Trata ahora de imaginar, de la forma más realista posible,
que te han encerrado en un pozo que se llena de agua cada
vez más. En el techo del pozo hay una puerta cerrada que
empiezas a golpear con desesperación, cada vez con más
fuerza, con más rapidez, tratando de romper a toda costa
para salvar tu vida. Probablemente, después de este
ejercicio de imaginación guiada, hayas logrado aumentar tu
frecuencia cardiaca. O bien, piensa en tu comida favorita
(tal vez un dulce), e imagina cómo te lo comes con todo
detalle, tratando de sentir su sabor, su textura, etc. No
sería extraño que comenzaras a salivar. Sin embargo,
seguramente no podrías salivar sólo con pensar "voy a
salivar", sin recurrir a la imaginación.
Pero, ¿por qué puedes mover tu mano voluntariamente pero no
puedes salivar o modificar tu frecuencia cardiaca a
voluntad? Por que los músculos de tu mano están controlados
por el sistema nervioso central (SNC), y la frecuencia
cardiaca o salivación son respuestas controladas por el
sistema nervioso autónomo (SNA). El SNA controla funciones
fisiológicas que no están bajo el control consciente. Este
sistema no responde ante pensamientos ordinarios como
"¡Corazón, late más despacio!", pero sí ante la imaginación.

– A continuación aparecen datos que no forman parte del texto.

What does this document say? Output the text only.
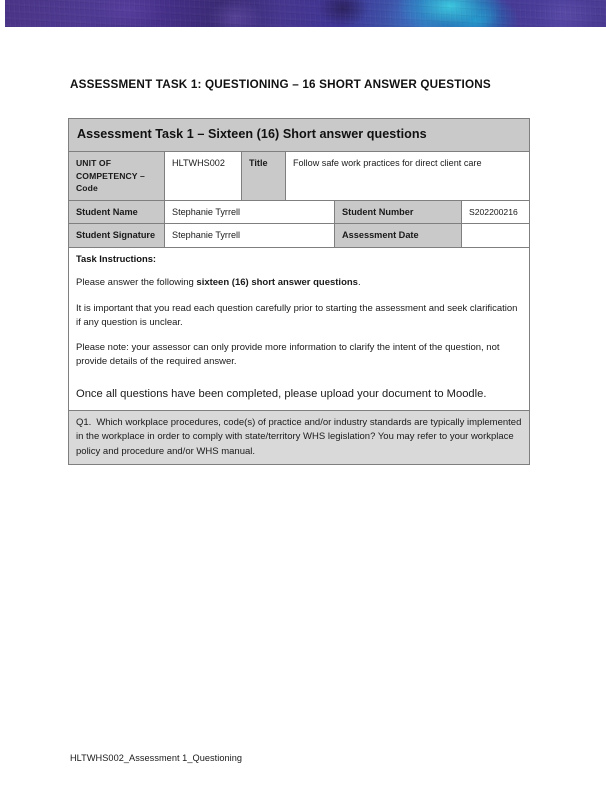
ASSESSMENT TASK 1: QUESTIONING – 16 SHORT ANSWER QUESTIONS
Assessment Task 1 – Sixteen (16) Short answer questions					
UNIT OF COMPETENCY – Code	HLTWHS002	Title	Follow safe work practices for direct client care		
Student Name	Stephanie Tyrrell			Student Number	S202200216
Student Signature	Stephanie Tyrrell			Assessment Date	

Task Instructions:

Please answer the following sixteen (16) short answer questions.

It is important that you read each question carefully prior to starting the assessment and seek clarification if any question is unclear.

Please note: your assessor can only provide more information to clarify the intent of the question, not provide details of the required answer.

Once all questions have been completed, please upload your document to Moodle.					

Q1. Which workplace procedures, code(s) of practice and/or industry standards are typically implemented in the workplace in order to comply with state/territory WHS legislation? You may refer to your workplace policy and procedure and/or WHS manual.					

HLTWHS002_Assessment 1_Questioning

Si tu mente está llena de pensamientos e imágenes de
peligro, tu cuerpo se preparará para afrontar ese peligro,
iniciando una respuesta de estrés, un elevado nivel de
activación y tensión. En cambio, si tu mente está llena de
imágenes de paz y tranquilidad, enviará a tu cuerpo señales
para que se relaje.
Los investigadores han demostrado como la imaginación puede
afectar a la frecuencia cardiaca, la presión sanguínea, el
consumo de oxígeno, las ondas cerebrales, las
características eléctricas de la piel, la motilidad y
secreciones gastrointestinales, la excitación sexual, los
niveles hormonales, los neurotransmisores o el sistema
inmunitario. Pero el potencial terapéutico de la imaginación
va mucho más allá de los simples efectos fisiológicos.